State Rep. Peggy Wilson will no longer represent the Wrangell area to the state legislature, starting with the election of her successor.

Wilson announced her plans Friday during a floor session of the state legislature, citing a desire to spend more time with her family. Wilson’s mother will require help around the home, and several new great-grandchildren have arrived in the family, Wilson said.

“My mom isn’t well,” she said. “She’s so fragile that she hasn’t been outside all winter long.”

“We’ve had four new great-grandbabies born since December, and another one on the way,” she added. “I’ve actually missed a lot with my grandchildren. I feel like I have a second chance, and I just want to spend some time with them.”

Wilson’s retirement announcement comes as Wrangell reaps a capital budget windfall of about $1.6 million and an additional almost $3 million in capital reallocations for road improvement projects and the Marine Services Center.

Wilson and State Sen. Burt Stedman played critical roles in obtaining those funds for Wrangell projects. Gov. Sean Parnell’s proposed budget had originally contained no capital funds for Wrangell.

Redistricting altered Wilson’s district to include Ketchikan — and exclude Petersburg — in 2012. Additional alterations slated for next year will renumber the current District 33 to 36, and remove most communities on Prince of Wales to another district, with the exception of Hydaburg, and Metlakatla which will remain with Wrangell and Ketchikan.

Wilson has been a state representative in Alaska since 2000, three years after relocating to Wrangell from Tok, where she began her Alaska residency in 1993. Prior to that, she served as a representative in the North Carolina state legislature from 1989 to 1993.

Wilson is currently the House Majority Whip, Chair of the House Transportation Committee, and a member of the House Finance subcommittees on Education & Early Development, Community & Economic Development, Corrections, and Environmental Conservation.

A bill to create a transportation fund is widely considered her signature issue. The fund would provide for transportation projects and bring Alaska's transportation funding scheme into alignment with those of other states, which collect a principal amount in the form of tolls and fees. The interest from the principal is then used to pay for transportation projects annually.

That bill passed the House a third time this year, but met resistance in the Senate Finance Committee, where Senators were opposed to relinquishing personal control over transportation funds, Wilson said.

Better transportation infrastructure would allow the state to diversify revenues derived from natural resources beyond the current heavy reliance on oil production, Wilson said.

Wilson’s retirement thus removes a vocal proponent of that measure from the House, though Wilson says she hopes others will take up the cause.

“I hope somebody picks up the charge and continues with it,” she said. “It takes someone with a look to the future and what’s best for the state as a whole to pick up the torch and run with it and it seems like there’s not as many people like that in the state legislature.”

Wilson also listed education funding among the top priorities she’s advocated for in the House, as well as a primary factor for having sought elected office in Alaska. She cited a bill factoring a cost differential between rural and urban school systems among her accomplishments.

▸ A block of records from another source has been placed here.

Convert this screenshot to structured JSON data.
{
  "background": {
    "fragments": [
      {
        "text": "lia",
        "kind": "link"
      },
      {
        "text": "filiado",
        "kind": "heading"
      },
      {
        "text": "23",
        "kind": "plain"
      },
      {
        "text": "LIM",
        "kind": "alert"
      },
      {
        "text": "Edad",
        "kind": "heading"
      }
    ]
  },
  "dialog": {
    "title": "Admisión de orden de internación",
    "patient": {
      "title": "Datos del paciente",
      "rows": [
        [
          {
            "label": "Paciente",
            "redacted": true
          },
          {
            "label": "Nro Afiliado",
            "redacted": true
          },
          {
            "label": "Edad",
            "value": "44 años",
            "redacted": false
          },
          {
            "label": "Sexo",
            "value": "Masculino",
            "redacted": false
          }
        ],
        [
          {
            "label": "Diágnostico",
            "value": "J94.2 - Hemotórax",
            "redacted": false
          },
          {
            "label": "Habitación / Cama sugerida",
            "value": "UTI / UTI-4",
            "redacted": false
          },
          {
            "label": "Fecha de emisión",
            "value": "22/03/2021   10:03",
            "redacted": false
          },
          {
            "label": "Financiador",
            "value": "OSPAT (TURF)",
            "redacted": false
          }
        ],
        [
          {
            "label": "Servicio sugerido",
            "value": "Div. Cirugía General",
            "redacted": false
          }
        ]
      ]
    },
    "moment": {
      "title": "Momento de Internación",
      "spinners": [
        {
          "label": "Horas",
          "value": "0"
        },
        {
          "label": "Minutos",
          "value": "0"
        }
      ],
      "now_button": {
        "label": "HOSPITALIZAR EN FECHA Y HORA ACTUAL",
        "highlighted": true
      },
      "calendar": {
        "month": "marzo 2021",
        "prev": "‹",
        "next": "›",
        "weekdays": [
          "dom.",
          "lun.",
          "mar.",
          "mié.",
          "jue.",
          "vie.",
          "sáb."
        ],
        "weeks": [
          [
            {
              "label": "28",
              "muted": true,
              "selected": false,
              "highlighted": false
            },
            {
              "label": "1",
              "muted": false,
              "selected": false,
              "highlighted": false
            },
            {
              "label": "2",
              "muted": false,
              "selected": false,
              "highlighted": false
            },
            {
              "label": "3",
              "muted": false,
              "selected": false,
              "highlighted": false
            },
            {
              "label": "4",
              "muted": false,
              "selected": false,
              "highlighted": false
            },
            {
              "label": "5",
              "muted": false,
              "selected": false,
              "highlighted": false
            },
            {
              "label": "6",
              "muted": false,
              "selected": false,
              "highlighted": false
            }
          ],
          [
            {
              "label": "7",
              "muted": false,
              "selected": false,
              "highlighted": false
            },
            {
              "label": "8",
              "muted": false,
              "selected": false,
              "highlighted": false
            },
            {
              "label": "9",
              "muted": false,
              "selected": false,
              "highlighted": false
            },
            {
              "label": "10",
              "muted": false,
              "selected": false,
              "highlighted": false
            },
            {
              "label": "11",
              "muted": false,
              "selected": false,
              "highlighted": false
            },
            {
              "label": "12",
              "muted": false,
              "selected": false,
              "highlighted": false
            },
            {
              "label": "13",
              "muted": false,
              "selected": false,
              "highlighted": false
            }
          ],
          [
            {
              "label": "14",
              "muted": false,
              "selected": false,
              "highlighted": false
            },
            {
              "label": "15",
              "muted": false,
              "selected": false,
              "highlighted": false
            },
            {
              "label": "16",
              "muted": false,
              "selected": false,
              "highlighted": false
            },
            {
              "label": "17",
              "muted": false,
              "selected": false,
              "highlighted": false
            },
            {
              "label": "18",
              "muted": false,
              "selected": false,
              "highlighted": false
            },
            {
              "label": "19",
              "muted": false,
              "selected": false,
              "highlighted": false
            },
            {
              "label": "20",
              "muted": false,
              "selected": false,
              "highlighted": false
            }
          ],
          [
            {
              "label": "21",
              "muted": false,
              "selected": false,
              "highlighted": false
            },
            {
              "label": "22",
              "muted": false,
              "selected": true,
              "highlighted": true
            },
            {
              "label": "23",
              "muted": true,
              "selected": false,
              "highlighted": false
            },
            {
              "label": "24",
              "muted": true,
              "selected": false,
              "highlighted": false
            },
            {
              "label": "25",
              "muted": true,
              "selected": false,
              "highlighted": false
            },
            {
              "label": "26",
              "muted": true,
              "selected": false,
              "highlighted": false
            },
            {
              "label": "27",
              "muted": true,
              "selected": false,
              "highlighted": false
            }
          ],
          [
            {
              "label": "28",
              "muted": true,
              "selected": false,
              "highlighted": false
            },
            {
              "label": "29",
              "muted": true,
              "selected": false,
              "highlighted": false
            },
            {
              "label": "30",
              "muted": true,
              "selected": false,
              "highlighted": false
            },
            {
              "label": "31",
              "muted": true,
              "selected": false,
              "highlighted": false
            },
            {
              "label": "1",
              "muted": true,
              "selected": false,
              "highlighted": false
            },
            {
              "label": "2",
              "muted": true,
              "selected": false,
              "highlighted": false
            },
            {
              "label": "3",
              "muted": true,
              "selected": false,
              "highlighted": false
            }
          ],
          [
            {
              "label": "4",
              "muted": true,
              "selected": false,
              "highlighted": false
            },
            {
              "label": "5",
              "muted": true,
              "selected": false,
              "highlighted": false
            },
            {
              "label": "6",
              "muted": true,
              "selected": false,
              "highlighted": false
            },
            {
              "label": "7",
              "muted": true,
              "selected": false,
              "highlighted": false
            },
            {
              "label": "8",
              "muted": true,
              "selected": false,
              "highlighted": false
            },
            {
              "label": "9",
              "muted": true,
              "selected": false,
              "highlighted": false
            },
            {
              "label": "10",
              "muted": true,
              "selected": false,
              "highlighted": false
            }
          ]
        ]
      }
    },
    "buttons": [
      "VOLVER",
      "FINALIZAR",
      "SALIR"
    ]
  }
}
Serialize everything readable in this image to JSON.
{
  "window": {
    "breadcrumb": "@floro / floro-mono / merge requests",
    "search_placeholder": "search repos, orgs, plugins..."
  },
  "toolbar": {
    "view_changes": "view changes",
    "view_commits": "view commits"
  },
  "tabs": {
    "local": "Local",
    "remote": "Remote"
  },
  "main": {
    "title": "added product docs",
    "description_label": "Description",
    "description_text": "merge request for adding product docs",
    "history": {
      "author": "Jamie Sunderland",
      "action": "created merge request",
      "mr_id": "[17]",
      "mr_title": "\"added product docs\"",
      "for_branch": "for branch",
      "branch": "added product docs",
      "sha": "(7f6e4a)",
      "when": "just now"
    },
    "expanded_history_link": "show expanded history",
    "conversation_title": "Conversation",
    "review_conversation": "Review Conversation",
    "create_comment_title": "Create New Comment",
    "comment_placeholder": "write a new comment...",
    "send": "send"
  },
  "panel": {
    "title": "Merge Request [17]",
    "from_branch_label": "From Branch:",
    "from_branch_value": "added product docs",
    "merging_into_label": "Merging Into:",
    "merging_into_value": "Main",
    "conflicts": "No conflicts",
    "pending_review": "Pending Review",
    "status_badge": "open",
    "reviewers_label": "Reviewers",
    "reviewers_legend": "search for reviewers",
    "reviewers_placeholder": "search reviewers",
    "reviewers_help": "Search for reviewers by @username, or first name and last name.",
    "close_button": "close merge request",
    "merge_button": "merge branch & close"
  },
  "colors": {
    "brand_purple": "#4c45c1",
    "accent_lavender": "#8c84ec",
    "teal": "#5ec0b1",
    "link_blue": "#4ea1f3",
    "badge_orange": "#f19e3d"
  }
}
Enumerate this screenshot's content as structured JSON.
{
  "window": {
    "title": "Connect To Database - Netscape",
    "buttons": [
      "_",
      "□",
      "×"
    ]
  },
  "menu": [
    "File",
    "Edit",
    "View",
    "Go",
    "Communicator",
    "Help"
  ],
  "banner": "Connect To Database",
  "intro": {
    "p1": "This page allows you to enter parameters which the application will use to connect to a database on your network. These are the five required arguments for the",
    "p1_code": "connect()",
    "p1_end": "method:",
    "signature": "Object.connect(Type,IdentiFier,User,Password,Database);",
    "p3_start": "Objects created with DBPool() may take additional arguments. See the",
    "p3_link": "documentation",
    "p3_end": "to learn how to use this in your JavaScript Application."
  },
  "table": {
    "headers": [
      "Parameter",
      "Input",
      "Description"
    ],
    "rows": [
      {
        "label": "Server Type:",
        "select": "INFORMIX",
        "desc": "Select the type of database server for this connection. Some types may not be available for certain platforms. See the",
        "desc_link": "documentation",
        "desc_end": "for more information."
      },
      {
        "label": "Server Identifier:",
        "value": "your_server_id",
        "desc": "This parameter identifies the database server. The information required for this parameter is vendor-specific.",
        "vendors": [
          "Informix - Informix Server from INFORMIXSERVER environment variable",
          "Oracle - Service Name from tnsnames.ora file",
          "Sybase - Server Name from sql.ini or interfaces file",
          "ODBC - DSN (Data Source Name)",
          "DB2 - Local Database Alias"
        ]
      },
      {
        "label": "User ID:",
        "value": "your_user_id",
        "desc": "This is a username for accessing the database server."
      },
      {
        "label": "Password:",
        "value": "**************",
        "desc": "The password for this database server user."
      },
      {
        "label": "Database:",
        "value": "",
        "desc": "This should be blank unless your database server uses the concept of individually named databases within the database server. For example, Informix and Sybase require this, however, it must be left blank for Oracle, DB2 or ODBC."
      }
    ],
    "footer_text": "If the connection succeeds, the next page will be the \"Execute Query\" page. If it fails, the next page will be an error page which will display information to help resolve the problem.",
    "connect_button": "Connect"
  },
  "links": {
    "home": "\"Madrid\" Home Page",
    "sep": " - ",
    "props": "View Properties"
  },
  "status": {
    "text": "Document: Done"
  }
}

“I came in because of education,” she said. “Education funding had not been really great for the last 20 years before I came in. I really pushed for education funding to increase, and it has.”

Even though she takes credit for some accomplishments relating to education, it’s not enough, Wilson said.

“Because the cost of so many things has increased so much also in the last few years, we haven’t really kept up with the needs of the schools,” she said.

While these were her priorities, they’re not the sum total of her work, Wilson said.

“There’s just a lot of things that I’ve gotten in,” she said.

While Wilson’s departure could mean the end of a more intimate tie between Wrangell and the legislature, she said it wouldn’t mean the end of effective representation.

“There’s just a lot of things that have made a difference because I have been here,” she said. “I’m very proud of all of those things. But I’m sure that if anyone else had been in, they would have done those things. You do what you can for your district and the state.”

A smaller population relative to other areas in the state has sometimes put Southeast at a disadvantage when relating to the state as a whole, though personal ties and experience have in the past allowed the Southeast delegation to neutralize that difference, Wilson said.

“Legislators – the majority of them – live in the rail belt,” she said. “You have to have friendships … it takes a long time to gain those friendships and those associations with other legislators across the state.”

She’s also kept an eye on the slate of candidates who would potentially replace her in the newly minted House District 36 after the Nov. 4 general election, and hopes that a replacement living in Ketchikan or elsewhere will keep Wrangell in mind.

“I hope that whoever comes in will realize that the district includes other areas,” she said. “I certainly hope that they’ll look at it like I have, that all of them are included in the district.”

“That’s the thing that makes me feel guilty about retiring,” she added. “I feel sure that somebody else will pay attention to these smaller communities, and as people run for office, that’s a thing that you make sure that you ask them. I have no idea, but I do worry about that a little bit.”